From the World Cinema Project!
[Samoa] To Western eyes, The Orator is so steeped in Samoan traditions that it initially comes across as mysterious and semi-opaque. There will be no big exposition scene, you will learn as you go. In that context, it's very much a film by Samoans FOR Samoans. But it pays off no matter where you're from. Saili is a little person, the son of a now-dead chief, who stands to lose everything because of his cowardice (or, to be kinder, an insecurity rooted in his disability). This is a culture where one must speak up and demand what is theirs, and faced with mounting losses - farmers planting on his parents' plot, his wife's family wanting to take her away, etc. - he inches ever closer to finding his voice. From the performances, you wouldn't think these are all unpracticed screen actors - they feel natural and emotional (if restrained). Each family member gets a subplot that dovetails into Saili's story, giving them room to shine (I especially like his wife). Tremendous.

[Torkelau] The VAKA of the title is a boat, as in, we're all in the same one. I'm finding that climate change is actively submerging a lot of Pacific islands and that most of these territories have produced short ecological documentaries. This one is largely about the Torkelau's adaptations to climate change, strategies to fight its effects, etc. I've done work on sustainable communities, and this looks like one of the stronger models. Urgency demands it.

[Tuvalu] An elliptical short made in editing, .TV centers on Tuvalu, whose main export is their national web extension, a tiny country being eaten away by rising waters. Made entirely of footage found on YouTube and (dot)tv sites - and hear I was going to recommend its gorgeous cinematography - it's replete with shots empty of people, suggesting a disappearing country that might eventually only exist in the cybersphere. I'm enamoured of the manifesto narration as well.

[Tonga] The video look and borrowed music cues undermine The Legend of Kava Tonga, a retelling of a dark Polynesian myth explaining their cultivation of kava.

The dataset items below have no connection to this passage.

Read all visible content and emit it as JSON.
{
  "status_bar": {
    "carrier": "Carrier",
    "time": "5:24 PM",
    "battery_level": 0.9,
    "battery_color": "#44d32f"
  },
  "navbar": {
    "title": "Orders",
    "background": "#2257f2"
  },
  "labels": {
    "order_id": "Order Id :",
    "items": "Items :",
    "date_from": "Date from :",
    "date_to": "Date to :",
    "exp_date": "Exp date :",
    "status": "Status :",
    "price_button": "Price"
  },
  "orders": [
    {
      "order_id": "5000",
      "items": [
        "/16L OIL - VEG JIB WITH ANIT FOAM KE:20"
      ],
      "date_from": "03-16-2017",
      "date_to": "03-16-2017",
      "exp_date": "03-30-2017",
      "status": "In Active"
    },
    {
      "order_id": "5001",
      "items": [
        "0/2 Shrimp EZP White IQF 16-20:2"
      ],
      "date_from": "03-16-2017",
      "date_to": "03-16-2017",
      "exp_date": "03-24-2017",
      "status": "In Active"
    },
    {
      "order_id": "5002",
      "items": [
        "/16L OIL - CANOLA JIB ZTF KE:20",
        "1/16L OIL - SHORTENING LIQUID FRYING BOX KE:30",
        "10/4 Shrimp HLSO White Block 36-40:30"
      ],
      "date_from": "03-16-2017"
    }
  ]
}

There's no much there.

[Marshall Islands] In Zori, a kid has lost one of his zori (they're flip-flops) and is told not to come home until he finds it. The kid logic results in a kind of hero's journey unfortunately punctuated by unnecessary flashbacks to the same couple lines. It had potential to rise above its limited production value, but becomes too tedious for that.

[Seychelles] I like the castaway comedy of The Ferals, but the horror element that eventually takes over is undercooked. Feels like director-star Stefan Ruiz is fishing for the budget to take this to feature, but didn't prove he could have handled it.

[Saint Helena, Ascension and Tristan da Cunha] A love story set on a remove, isolated island in the South Atlantic, 37°4 S is all narration and images, as perhaps it didn't have the equipment to record dialog properly, but oof, that narration is dull as dishwater, or at least, its delivery is. It's too bad because there's value in presenting a world from which people leave and never return, and those left behind are alone with their delusions.

[Norfolk Island] Inasmuch - Spirit of the Norfolk Island Custodian tells a story I didn't know anything about, but that I connect, in some fashion, to my own (Acadian) ethnorigins. Though clearly a documentary on one side and not showing any other, it's the story of the people of Norfolk Island, descended from the castaways from the Bounty and Polynesian natives, now with their distinct genetic heritage, culture and patois, and Australia's land grab, taking away their independence in 2015. The situation is doubtless more complex than shown here, and Inasmuch is therefore incomplete. I appreciate the "passionate eye", but it left me wanting more.

[Vatican] Pope Leo XIII Being Seated Bestowing Blessing is an extremely early piece of footage (late 1890s) that, surprisingly, includes audio of the blessing (was that added later, or could this be the earliest "talky"?). Either way, it's interesting that Leo XIII modernized the Catholic Church and is here in a piece of film, but this one's for historians more than cinephiles, surely.